The other problem is that the array containing the string literal is only sized to hold 1 character, the 0 terminator. Remember that C-style strings are stored as simple arrays of char, and arrays don't automatically grow when you add more characters.
You will need to either declared line as an array of char or allocate the memory dynamically:
char line[MAX_INPUT_LEN];
or
char *line = malloc(INITIAL_INPUT_LEN);
The virtue of allocating the memory dynamically is that you can resize the buffer as necessary.
For safety's sake, you should specify the maximum number of characters to read; if your buffer is sized to hold 21 characters, then write your scanf call as
scanf("%20s", line);
If there are more characters in the input stream than what line can hold, scanf will write those extra characters to the memory following line, potentially clobbering something important. Buffer overflows are a common malware exploit and should be avoided.

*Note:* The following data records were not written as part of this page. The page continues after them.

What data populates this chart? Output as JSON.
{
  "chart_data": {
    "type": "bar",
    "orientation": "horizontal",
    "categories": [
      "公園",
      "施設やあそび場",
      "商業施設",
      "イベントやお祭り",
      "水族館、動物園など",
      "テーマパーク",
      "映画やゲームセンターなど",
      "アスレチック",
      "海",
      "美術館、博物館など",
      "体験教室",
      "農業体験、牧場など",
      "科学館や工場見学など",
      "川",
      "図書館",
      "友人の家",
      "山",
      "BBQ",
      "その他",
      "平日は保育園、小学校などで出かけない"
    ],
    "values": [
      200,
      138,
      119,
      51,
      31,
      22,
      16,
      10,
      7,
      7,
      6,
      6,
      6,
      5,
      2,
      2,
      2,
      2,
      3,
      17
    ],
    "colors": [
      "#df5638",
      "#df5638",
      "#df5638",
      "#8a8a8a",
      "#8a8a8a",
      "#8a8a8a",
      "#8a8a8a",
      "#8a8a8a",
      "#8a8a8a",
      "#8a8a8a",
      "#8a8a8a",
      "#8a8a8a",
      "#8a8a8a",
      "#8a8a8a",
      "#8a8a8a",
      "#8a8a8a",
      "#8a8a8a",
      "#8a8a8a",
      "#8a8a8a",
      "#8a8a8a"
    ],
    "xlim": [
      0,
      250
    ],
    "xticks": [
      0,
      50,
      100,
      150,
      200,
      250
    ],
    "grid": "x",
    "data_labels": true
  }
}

Also, %s won't get you the full line; it'll read up to the next whitespace character, even with the field width specifier. You'll either need to use a different conversion specifier like %[^\n] or use fgets() instead.
The pointer line which is supposed to point to the start of the character array that will hold the string read is actually pointing to a string literal (empty string) whose contents are not modifiable. This leads to an undefined behaviour manifested as a crash in your case.
To fix this change the definition to:
char line[MAX]; // set suitable value for MAX
and read atmost MAX-1 number of characters into line.
Change:
char* line="";
to
char line[max_length_of_line_you_expect];
scanf is trying to write more characters than the reserved by line. Try reserving more characters than the line you expect, as been pointed out by the answers above.